Настасья ему спокойно:
– А и не надо. Уже придумано всё.
Иван к ней так и подался.
– Говори!
– Отобрать у Господина Великого Новгорода вековое право ты не можешь. Однако, если он сам от вольности откажется и признает тебя не господином, но своим государем – тогда дело иное. Никто тебя не назовет клятвопреступником – ни митрополит, ни патриарх.
– Сам откажется от вольности? – недоверчиво переспросил Иван Васильевич. – И что мне для этого нужно сделать?
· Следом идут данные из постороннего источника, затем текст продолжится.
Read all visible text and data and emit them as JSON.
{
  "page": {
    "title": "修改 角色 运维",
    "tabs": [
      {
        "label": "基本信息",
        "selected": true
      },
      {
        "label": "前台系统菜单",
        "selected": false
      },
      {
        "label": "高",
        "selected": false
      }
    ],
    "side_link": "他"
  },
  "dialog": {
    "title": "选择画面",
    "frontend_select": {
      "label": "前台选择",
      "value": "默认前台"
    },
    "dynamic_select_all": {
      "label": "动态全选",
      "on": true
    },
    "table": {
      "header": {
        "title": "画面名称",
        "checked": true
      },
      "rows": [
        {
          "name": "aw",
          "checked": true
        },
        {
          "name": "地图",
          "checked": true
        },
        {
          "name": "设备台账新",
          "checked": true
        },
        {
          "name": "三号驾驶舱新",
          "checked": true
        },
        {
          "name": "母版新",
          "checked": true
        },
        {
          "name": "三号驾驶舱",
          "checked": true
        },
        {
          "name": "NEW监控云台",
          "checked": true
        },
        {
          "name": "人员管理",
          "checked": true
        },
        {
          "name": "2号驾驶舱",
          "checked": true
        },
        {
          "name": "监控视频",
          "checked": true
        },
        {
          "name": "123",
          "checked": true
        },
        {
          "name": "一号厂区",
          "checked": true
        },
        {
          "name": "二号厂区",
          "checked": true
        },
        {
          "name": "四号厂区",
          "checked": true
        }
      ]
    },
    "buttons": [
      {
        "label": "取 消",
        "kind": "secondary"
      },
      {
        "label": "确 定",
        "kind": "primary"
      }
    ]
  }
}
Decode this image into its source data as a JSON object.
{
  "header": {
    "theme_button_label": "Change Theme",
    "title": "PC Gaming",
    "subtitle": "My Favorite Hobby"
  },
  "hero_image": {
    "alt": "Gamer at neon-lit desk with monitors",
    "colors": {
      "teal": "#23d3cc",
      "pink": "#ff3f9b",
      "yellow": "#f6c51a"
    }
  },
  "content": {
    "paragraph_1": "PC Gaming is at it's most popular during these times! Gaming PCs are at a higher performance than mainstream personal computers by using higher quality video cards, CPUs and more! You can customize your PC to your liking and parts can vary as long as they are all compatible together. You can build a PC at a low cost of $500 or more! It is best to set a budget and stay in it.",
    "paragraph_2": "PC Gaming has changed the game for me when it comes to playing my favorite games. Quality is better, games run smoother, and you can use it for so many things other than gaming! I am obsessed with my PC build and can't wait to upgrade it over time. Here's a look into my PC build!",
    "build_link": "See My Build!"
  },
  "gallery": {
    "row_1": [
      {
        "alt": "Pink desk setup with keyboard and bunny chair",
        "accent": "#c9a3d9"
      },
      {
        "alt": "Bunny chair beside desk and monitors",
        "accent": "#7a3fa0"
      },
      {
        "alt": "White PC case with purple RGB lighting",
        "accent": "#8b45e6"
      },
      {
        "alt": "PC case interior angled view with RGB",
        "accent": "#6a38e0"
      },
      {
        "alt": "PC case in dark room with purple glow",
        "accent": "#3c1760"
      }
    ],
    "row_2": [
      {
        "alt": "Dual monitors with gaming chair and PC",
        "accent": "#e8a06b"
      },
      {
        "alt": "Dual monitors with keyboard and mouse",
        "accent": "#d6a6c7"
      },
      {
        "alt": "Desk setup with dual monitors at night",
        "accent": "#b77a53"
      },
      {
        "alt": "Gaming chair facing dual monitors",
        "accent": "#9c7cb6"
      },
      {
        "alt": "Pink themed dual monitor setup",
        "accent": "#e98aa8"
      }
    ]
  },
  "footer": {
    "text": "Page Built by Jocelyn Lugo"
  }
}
– Прими завтра новгородское посольство, только и всего. Дьяка Назара Ильина и подвойского Захара Попенка. Они зачтут тебе грамотку от веча.
– И что в той грамотке?
– Всякие пустяки. Не в грамотке дело, а в величании. У Назара с Захарием заготовлено две бумаги. Одна с всегдашним титулованием: от Господина Великого Новгорода господину великому князю. А в другой заменено одно слово: не «господину великому князю», а «государю великому князю». И печати привешены – вечевого дьяка и вечевого подвойского. Грамота, скрепленная сими двумя знаками, считается докончательной. И если великое вече обращается к тебе как к своему государю, это означает отказ от всех вольностей и прав. Государь может поступать с холопами, как ему пожелается. Если же вече потом начнет от грамоты отказываться (а оно, конечно, откажется), это будет твоему государству измена и оскорбление. Иди тогда на них войной, как пошел бы на мятежных холопей.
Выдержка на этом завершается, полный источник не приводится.